A expansão do consumo de produtos ricos em proteína tem elevado a demanda a um nível superior à capacidade de produção, o que já provoca falta do ingrediente em diferentes mercados e pressiona os preços para cima.
Com a procura em alta, a cadeia de fornecimento passou a operar sob forte tensão. Em alguns casos, fornecedores já esgotaram o volume disponível para o ano, enquanto fabricantes enfrentam dificuldade para repor estoques e garantir matéria-prima.
Escassez de whey
Apesar da escassez, o problema não está na produção de leite. O principal desafio está na própria cadeia produtiva do whey.
Como a proteína é obtida a partir do soro gerado durante a fabricação de queijo, sua oferta depende diretamente do volume produzido pela indústria queijeira.

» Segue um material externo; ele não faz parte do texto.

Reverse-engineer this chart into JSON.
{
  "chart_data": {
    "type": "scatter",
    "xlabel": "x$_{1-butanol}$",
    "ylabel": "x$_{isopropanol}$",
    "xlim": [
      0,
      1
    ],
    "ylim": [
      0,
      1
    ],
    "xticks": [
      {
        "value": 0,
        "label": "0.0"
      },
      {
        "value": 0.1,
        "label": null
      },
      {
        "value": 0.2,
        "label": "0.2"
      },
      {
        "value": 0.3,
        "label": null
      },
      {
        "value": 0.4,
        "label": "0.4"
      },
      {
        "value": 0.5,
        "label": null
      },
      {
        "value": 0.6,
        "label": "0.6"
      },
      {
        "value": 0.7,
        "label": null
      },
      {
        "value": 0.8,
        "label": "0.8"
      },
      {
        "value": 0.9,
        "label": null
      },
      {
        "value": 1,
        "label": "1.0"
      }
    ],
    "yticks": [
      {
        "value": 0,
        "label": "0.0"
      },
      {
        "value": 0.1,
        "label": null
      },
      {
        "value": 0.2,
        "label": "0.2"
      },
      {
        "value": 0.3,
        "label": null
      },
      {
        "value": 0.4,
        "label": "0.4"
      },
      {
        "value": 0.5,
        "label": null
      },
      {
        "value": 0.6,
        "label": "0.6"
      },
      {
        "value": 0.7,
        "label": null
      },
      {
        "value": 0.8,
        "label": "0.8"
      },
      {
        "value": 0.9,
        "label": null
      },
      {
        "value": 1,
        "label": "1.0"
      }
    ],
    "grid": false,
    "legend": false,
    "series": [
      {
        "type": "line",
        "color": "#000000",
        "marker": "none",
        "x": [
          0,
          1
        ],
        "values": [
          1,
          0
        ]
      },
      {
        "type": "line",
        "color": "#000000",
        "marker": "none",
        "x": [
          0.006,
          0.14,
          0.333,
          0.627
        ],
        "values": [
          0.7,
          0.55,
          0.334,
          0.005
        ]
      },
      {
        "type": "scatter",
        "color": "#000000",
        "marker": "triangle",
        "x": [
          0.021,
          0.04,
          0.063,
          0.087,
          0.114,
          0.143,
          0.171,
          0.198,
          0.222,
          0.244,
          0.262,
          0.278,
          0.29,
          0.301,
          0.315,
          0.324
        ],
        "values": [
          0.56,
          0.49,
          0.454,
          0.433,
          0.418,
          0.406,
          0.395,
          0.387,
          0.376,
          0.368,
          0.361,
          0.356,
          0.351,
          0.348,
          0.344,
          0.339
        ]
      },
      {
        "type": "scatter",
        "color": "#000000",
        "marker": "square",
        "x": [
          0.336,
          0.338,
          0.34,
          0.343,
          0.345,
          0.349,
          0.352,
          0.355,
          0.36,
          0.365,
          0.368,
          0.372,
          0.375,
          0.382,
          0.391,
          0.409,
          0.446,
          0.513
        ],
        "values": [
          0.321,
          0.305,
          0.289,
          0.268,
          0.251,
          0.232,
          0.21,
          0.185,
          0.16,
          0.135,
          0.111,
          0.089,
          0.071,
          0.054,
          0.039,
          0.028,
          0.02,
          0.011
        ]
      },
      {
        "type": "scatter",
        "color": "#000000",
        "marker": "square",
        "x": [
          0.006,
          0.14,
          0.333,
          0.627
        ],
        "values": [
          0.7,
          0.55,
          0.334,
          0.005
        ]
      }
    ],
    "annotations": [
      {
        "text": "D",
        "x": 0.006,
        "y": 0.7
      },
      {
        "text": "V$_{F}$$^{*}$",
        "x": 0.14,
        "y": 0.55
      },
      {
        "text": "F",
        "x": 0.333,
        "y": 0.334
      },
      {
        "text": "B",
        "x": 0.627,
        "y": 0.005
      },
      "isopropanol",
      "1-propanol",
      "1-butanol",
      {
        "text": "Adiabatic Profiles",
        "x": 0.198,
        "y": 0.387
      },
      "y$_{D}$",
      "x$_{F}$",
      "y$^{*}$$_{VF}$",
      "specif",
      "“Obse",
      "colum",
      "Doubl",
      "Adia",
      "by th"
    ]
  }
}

Além disso, a transformação desse soro em concentrados e isolados proteicos exige processos industriais complexos e equipamentos especializados, fatores que limitam a expansão rápida da produção.
Diante desse cenário, diversas empresas têm reformulado produtos para reduzir a dependência do whey. Proteínas derivadas do leite, soja, ervilha e outras fontes vegetais estão sendo incorporadas às receitas.
Apesar disso, a substituição apresenta desafios técnicos, uma vez que cada proteína possui propriedades distintas que influenciam sabor, textura e desempenho dos alimentos.
Impactos no preço
A pressão sobre a oferta já se reflete nos preços do mercado internacional. Entre os principais indicadores estão:
- Alta superior a 40% no preço de alguns concentrados de whey nos últimos meses;
- Reajustes entre 30% e mais de 300% relatados por fabricantes desde 2023;
- Cotação do whey protein isolado próxima de 28 mil euros por tonelada na Europa, cerca de cinco vezes acima do registrado há três anos.
Embora os consumidores ainda não tenham percebido plenamente os impactos da escassez, especialistas avaliam que os reajustes deverão chegar gradualmente às prateleiras.
Como o repasse dos custos costuma levar entre 12 e 18 meses, a expectativa é que os preços dos produtos enriquecidos com proteína continuem sob pressão nos próximos anos.